Spokespeople for local and state agencies, as well as organizations representing medical examiners and coroners, have debunked the claim. The state allows funeral services with limited visitors.
COVID-19, the disease caused by the new coronavirus, has claimed the lives of over 29,000 people in New York to date, according to The New York Times. (RELATED: Is Dunkin’ Donuts Closing All Locations Over Coronavirus Concerns?)

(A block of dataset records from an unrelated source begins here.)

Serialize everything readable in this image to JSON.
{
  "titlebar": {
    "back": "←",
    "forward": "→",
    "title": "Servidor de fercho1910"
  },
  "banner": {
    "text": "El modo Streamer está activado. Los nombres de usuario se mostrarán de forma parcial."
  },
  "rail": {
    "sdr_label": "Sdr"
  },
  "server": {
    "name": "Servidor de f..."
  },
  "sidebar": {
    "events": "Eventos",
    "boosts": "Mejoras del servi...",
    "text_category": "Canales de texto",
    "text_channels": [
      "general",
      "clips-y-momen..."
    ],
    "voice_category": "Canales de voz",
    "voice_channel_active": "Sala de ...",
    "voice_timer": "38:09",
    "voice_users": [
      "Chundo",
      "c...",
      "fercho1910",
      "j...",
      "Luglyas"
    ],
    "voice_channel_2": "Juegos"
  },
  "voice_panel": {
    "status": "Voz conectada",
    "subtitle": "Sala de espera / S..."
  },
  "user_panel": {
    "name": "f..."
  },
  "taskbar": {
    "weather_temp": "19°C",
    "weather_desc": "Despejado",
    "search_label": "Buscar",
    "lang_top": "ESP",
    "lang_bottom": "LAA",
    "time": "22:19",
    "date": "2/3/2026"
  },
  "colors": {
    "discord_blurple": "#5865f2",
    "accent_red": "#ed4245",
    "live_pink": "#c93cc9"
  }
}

The Facebook post, which features a photo of COVID-19 victims in a refrigerated truck, claims that the bodies of COVID-19 victims in New York become property of the state and are incinerated with no “wakes or memorial services.” BuzzFeed News published the photo after obtaining it from an emergency room nurse in New York City.
“New York Coronavirus Victims,” reads the Facebook post’s caption. “They’re not letting you bury your own. There will be no wakes or memorial services to pay your last respects. Every contaminated corpse belongs to the state and will be exposed of in an incinerator.”
There is, however, no evidence to corroborate the post’s claim. No such policy appears in any of New York Gov. Andrew Cuomo’s executive orders, and the New York State Assembly website shows no laws mandating such actions.
“NOTHING stating the State owns any body and will incinerate it upon verification of being infected with Covid-19,” Scott Schmidt, president of the New York State Association of Coroners and Medical Examiners, told FactCheck.org. “Funeral directors, Coroners and Medical Examiners have been briefed on proper handling procedures for such cases as have Cemetery and Crematory Operators.”
Aja Worthy-Davis, a spokeswoman for the New York City Office of the Chief Medical Examiner, also told FactCheck.org that the claim is “ridiculous.”
New York City’s government explicitly states on its website that funeral services are allowed. Jeffrey Hammond, a spokesman for the New York State Department of Health, confirmed to the Daily Caller that “funeral homes may continue to operate and hold services.”
“However, they should postpone services when possible,” Hammond said in an email. “If services must be held, funeral homes should limit the size of any services or gatherings to as few participants as possible (e.g. immediate family).”
Some funeral homes have offered live streaming and video conferencing to those beyond immediate family to partake remotely, according to Gothamist.